INFO:tensorflow:Restoring parameters from ./save
moe_szyslak: moe(raises ask go the senator the least the please him" moe_szyslak: of broken: want i and crazy lise: brakes
exactly with in i a bad
what's i points and back" how and! one room" but never(tongue the mic for moe's nervous the bag my other going and quiet
who feel is homer_simpson: you'd wonderful but homer this this feel too a this okay
spanish
okay
so) you gets more good collette: down yeah(never(friends the use in stop the came the(and suicide the means the lisa_simpson: pal it's in i got
cleaned your bar-boy married
strong lenny_leonard: phone have and you know in i'm just hide i down i
, that's just hundred of kent_brockman:
and you worry have homer_simpson: and is hold yeah yeah(never but take i(go the her the sure him the sure the found sure sexual of!, ya are i'm homer
moe-heads
would lenny_leonard: of anyway moe_szyslak: look(and i'm moron
book(and friends the suppose the work get be nah

The TV Script is Nonsensical

It's ok if the TV script doesn't make any sense.

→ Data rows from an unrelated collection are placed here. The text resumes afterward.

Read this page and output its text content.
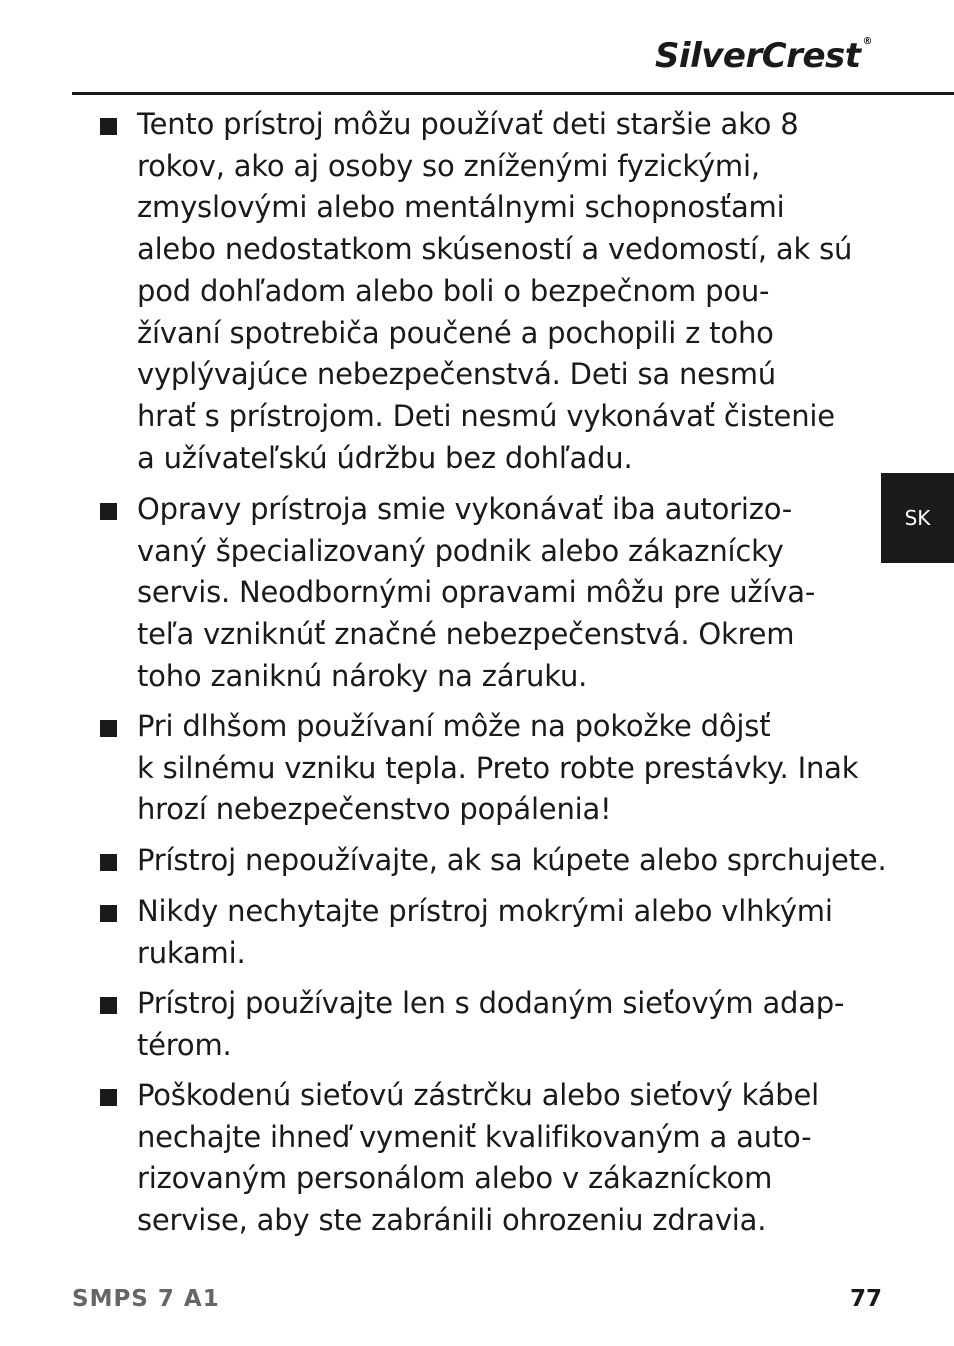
SilverCrest ®
SK
Tento prístroj môžu používať deti staršie ako 8
rokov, ako aj osoby so zníženými fyzickými,
zmyslovými alebo mentálnymi schopnosťami
alebo nedostatkom skúseností a vedomostí, ak sú
pod dohľadom alebo boli o bezpečnom pou-
žívaní spotrebiča poučené a pochopili z toho
vyplývajúce nebezpečenstvá. Deti sa nesmú
hrať s prístrojom. Deti nesmú vykonávať čistenie
a užívateľskú údržbu bez dohľadu.
Opravy prístroja smie vykonávať iba autorizo-
vaný špecializovaný podnik alebo zákaznícky
servis. Neodbornými opravami môžu pre užíva-
teľa vzniknúť značné nebezpečenstvá. Okrem
toho zaniknú nároky na záruku.
Pri dlhšom používaní môže na pokožke dôjsť
k silnému vzniku tepla. Preto robte prestávky. Inak
hrozí nebezpečenstvo popálenia!
Prístroj nepoužívajte, ak sa kúpete alebo sprchujete.
Nikdy nechytajte prístroj mokrými alebo vlhkými
rukami.
Prístroj používajte len s dodaným sieťovým adap-
térom.
Poškodenú sieťovú zástrčku alebo sieťový kábel
nechajte ihneď vymeniť kvalifikovaným a auto-
rizovaným personálom alebo v zákazníckom
servise, aby ste zabránili ohrozeniu zdravia.
SMPS 7 A1	77
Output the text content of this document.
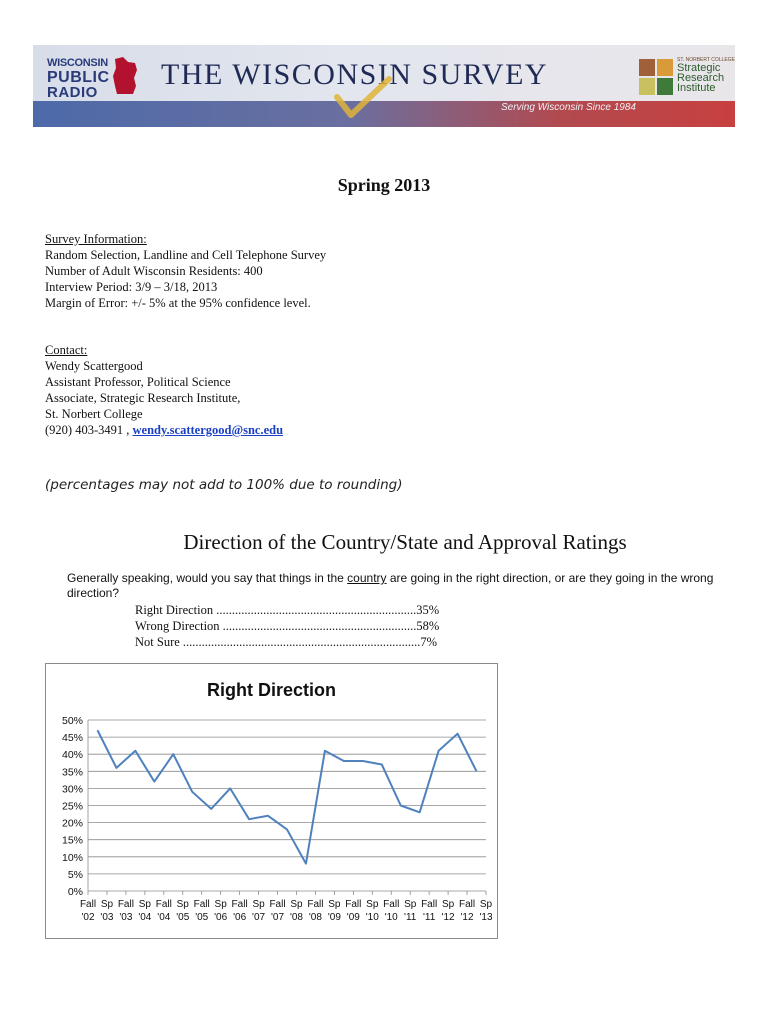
WISCONSIN
PUBLIC
RADIO
THE WISCONSIN SURVEY
Serving Wisconsin Since 1984
ST. NORBERT COLLEGE
Strategic
Research
Institute
Spring 2013
Survey Information:
Random Selection, Landline and Cell Telephone Survey
Number of Adult Wisconsin Residents: 400
Interview Period: 3/9 – 3/18, 2013
Margin of Error: +/- 5% at the 95% confidence level.
Contact:
Wendy Scattergood
Assistant Professor, Political Science
Associate, Strategic Research Institute,
St. Norbert College
(920) 403-3491 , wendy.scattergood@snc.edu
(percentages may not add to 100% due to rounding)
Direction of the Country/State and Approval Ratings
Generally speaking, would you say that things in the country are going in the right direction, or are they going in the wrong direction?
Right Direction ................................................................35%
Wrong Direction ..............................................................58%
Not Sure ............................................................................7%
Right Direction
0%
5%
10%
15%
20%
25%
30%
35%
40%
45%
50%
Fall
'02
Sp
'03
Fall
'03
Sp
'04
Fall
'04
Sp
'05
Fall
'05
Sp
'06
Fall
'06
Sp
'07
Fall
'07
Sp
'08
Fall
'08
Sp
'09
Fall
'09
Sp
'10
Fall
'10
Sp
'11
Fall
'11
Sp
'12
Fall
'12
Sp
'13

We trained on less than a megabyte of text. In order to get good results, you'll have to use a smaller vocabulary or get more data. Luckly there's more data! As we mentioned in the begging of this project, this is a subset of another dataset. We didn't have you train on all the data, because that would take too long. However, you are free to train your neural network on all the data. After you complete the project, of course.

Submitting This Project

When submitting this project, make sure to run all the cells before saving the notebook. Save the notebook file as "dlnd_tv_script_generation.ipynb" and save it as a HTML file under "File" -> "Download as". Include the "helper.py" and "problem_unittests.py" files in your submission.